After the Boyne the Jacobite forces in Ireland were confined almost entirely west of the Shannon River, where they were able to resist successfully Williamite sieges of Athlone and Limerick in July and August. The following month William himself left Ireland, giving command of his forces to Dutch general Godbert de Ginkel. The Jacobite forces rejected William's demand for unconditional surrender. On the orders of Louis XIV, the French forces under General Lauzun left Galway for France. Tyrconnell accompanied them, leaving Patrick Sarsfield as the leading commander. His role in resisting the siege of Limerick was rewarded by his elevation as earl of Lucan by James. On another Irish front, a Williamite army commanded by Winston Churchill, the earl of Marlborough, captured Cork and Kinsale in October.

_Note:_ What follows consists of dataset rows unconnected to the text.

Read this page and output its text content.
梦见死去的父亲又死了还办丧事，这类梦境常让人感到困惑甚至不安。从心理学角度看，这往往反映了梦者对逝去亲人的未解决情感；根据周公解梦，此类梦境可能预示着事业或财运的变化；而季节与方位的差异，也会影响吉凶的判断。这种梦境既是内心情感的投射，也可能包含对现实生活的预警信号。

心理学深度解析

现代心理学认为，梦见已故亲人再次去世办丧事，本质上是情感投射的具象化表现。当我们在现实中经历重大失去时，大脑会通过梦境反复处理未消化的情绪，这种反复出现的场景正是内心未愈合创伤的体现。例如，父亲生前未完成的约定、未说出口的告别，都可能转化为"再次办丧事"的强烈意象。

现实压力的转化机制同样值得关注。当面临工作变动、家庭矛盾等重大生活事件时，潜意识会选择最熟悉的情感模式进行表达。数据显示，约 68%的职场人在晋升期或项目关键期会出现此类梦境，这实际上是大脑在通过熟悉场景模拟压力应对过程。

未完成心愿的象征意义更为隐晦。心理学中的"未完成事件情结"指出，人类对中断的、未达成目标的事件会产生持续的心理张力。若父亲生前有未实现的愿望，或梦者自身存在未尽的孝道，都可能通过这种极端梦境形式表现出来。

Tyrconnell returned to Ireland in January and, in May, a replacement French force under Marquis de Saint-Ruth landed in Limerick. The next month Ginkel's army took Athlone. Two weeks later, on July 12, his forces defeated the Jacobite army at Aughrim, County Galway. Seven thousand Jacobite soldiers, including their commander Saint-Ruth, were killed in contrast to only 700 on the Williamite side. Galway subsequently surrendered. In late August Ginkel began a siege of Limerick, where Tyrconnell had died. At this time, Sligo surrendered to the Williamites. On October 3, after a few day's negotiations, the Treaty of Limerick was signed, allowing the Irish army to depart for France, where they could continue to serve James, and promising Irish Catholics who accepted the rule of William all the privileges they held under Charles II and a guarantee of their property to "all such as are under their protection in these counties" (that is, the counties still under Jacobite control: Limerick, Galway, Mayo, Cork, Kerry, and Clare). In other areas of Ireland, indictment of Jacobites, especially landowners, did take place and resulted in the confiscation of 1,700,000 acres, leaving less than 14 percent of the land in Catholic hands. However, William also granted pardons and restoration of land to 24 other leading Jacobites, including Richard Talbot and the earl of Antrim.
This suggests that William's first impulse on victory was to treat the defeated generously. However, the Protestant population of Ireland, which had seen its position of dominance threatened by the Jacobites, harbored less kindly attitudes toward the Catholics. In the Irish parliament, which had now become exclusively Protestant, legislation was passed of an uncompromising and discriminatory character, to which William had to acquiesce. In a gesture of displeasure at what was happening, William wrote back into the ratifying legislation words in the Treaty of Limerick accommodating to Catholics (quoted in the previous paragraph) that had been omitted. However, political pragmatist that he was, he accepted as part of the price of retaining his kingship in England, and of inhibiting the ambitions of Louis XIV internationally, an assertion of ascendancy by the "New English" Protestants of Ireland over the vast majority of the inhabitants of the island. The situation of the minority was further reduced because so many of the natural leaders, who were Old English and Gaelic aristocrats, went into exile. The new rulers of Ireland, determined that Catholics would never again pose a threat to their property and ascendancy, set out to inhibit their socioeconomic significance and place severe restrictions on their religious observance.